Friday, September 7, 2012

Will ECB’s reign end pain in Spain?


The European Central Bank’s newly announced bond-buying program continued pushing regional stock markets up and key interest rates down Friday – just the sort of confidence-building effect that its president, Mario Draghi, had hoped for.
But in the long term, the effectiveness of the the new program unveiled Thursday remains in doubt.
Will the ECB initiative work as well as emergency efforts by Federal Reserve during the U.S. financial crisis, when the Fed’s willingness to buy billions of dollars of troubled securities convinced private investors to return to the credit markets?
Or will the ECB program meet the same fate as an earlier European effort, before the euro zone was established, to keep the region’s exchange rates in line with each other? That program was abandoned after speculators overwhelmed Europe’s central bankers.
The first test is likely to come from Spain. The country is riding a fine line between needing the sort of bailout provided to Greece, Ireland and Portugal by international lenders and retaining enough trust among investors that they keep lending Spain money.
Spain doesn’t want to ask for a bailout. But to get the ECB’s help, the nation will have to make a formal appeal to the rest of the euro zone for help and agree on a series of economic reforms.
Spanish officials have been adamant that they can put a successful deficit-cutting and economic reform program in place without bailout loans or the outside European or International Monetary Fund oversight that would go along with the emergency assistance.
Spanish officials have yet to say whether they will avail themselves of the ECB’s help. “These matters must be analyzed calmly and carefully,” Deputy Prime Minister Soraya Saenz de Santamaria told journalists in Madrid on Friday, according to wire service reports. “They have important implications for our country and our future.”
Spain is already relying on European bailout funds to pay for an expensive rescue of the country’s banking system. Analysts expect it is only a matter of weeks before the government in Madrid requests broader assistance.
The promise of unlimited bond purchases and, implicitly, a cap on Spain’s high borrowing costs “has now thrown down the gauntlet to the government of Spain,” analysts from Barclays wrote Friday. “The government of Spain has little choice” but to respond.
The rescues of Greece, Ireland and Portugal involved large loans from the rest of Europe and the IMF. The help allowed the countries to stop selling government bonds for several years — in essence insulating them from the international markets while repairing their finances.
For Spain and perhaps Italy, the aim is to ensure that market access is never lost, Europe and the IMF would be hard-pressed to pay the debts of these two major economies. And a default in either country could damage the world economy.
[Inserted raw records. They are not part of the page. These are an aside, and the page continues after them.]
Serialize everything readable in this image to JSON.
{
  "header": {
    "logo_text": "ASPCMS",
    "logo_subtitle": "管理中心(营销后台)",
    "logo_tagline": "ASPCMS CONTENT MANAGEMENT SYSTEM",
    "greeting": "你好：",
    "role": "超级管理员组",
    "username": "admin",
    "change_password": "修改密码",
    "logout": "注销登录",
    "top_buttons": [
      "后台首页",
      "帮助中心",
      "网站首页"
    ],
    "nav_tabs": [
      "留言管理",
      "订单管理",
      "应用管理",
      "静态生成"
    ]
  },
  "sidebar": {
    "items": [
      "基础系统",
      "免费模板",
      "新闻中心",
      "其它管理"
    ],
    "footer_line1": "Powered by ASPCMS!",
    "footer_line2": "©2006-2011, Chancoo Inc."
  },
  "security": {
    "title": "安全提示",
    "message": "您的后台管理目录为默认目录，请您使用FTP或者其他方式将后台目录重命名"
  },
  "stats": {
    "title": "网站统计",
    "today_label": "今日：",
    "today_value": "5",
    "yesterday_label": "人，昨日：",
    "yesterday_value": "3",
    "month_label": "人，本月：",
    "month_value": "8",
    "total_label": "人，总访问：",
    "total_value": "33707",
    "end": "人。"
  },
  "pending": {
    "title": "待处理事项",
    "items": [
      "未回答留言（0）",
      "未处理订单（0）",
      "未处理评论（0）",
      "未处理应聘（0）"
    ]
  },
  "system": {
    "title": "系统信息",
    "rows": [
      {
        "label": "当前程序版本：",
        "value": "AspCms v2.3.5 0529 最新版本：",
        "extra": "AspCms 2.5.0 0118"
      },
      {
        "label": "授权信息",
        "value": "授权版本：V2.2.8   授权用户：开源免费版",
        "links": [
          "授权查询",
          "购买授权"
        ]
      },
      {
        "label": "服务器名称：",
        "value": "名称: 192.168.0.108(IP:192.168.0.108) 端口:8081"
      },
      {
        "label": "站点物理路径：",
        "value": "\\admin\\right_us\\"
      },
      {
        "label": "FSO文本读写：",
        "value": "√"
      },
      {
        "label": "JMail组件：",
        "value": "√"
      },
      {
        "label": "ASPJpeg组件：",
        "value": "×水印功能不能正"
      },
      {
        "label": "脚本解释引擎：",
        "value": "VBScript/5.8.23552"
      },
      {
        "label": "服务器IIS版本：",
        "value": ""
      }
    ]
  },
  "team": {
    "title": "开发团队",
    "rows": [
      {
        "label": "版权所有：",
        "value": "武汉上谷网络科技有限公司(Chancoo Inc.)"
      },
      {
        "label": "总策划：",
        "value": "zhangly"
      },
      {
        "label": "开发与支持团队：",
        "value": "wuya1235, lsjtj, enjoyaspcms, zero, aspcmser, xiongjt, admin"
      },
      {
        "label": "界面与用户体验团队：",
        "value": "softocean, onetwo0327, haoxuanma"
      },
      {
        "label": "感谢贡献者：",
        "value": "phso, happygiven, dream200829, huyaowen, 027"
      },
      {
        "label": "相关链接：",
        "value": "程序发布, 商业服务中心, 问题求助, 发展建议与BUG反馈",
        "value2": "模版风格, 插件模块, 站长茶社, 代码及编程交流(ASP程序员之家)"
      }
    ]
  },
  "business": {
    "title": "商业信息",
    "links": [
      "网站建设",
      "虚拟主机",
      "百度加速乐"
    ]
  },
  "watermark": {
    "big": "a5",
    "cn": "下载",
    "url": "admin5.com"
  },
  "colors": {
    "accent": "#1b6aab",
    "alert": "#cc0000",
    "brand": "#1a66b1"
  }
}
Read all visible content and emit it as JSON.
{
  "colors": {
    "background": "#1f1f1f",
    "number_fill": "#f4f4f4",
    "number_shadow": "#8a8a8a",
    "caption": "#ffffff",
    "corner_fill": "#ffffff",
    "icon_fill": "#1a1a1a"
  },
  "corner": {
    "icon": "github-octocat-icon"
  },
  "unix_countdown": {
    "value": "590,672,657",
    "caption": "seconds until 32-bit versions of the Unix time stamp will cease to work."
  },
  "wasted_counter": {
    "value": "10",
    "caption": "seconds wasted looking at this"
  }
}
Instead, Spain may ask to be approved for a precautionary credit line — a program that would give the country access to emergency funds if it needs them. To qualify, Spain would have to vet its finances and budgets with the IMF and other European nations. If the credit line were approved, the ECB would be willing to open the taps and buy bonds from existing investors. By boosting the demand for government bonds, the ECB would aim to keep the interest rates at a reasonable level so the country can continue to borrow the money it needs and never have to use the emergency funds.
Europe’s bailout fund, the European Stability Mechanism, could also be involved in buying longer-term bonds, directly from the government — a further way for Europe to help Spain and perhaps Italy.
The program has raised objections from some, particularly in Germany, who are worried it will concentrate the risks of any government default within the ECB and the bailout fund — essentially making it the responsibility of European taxpayers rather than investors who have taken a willing gamble.
Draghi has been quizzed about other risks as well such as that governments might start selling only three-year bonds in hopes of goading the ECB into buying more, or that speculative attacks might test his willingness to protect the currency. Draghi has said he would “do whatever it takes.”
Stressed by such attacks in the early 1990s, the Bank of England eventually abandoned efforts to keep the pound in line with the German deutschemark — the effective end of a currency management system that predated the euro.
Draghi, noting that the ECB’s asset holdings are only equal to about 3 percent of the region’s economic output — less than that accumulated by the Fed and the Bank of England — said the bank has plenty of firepower and the will to use it.
We say the euro is irreversible. So unfounded fears of reversibility are just what they are,” Draghi said, “unfounded fears.”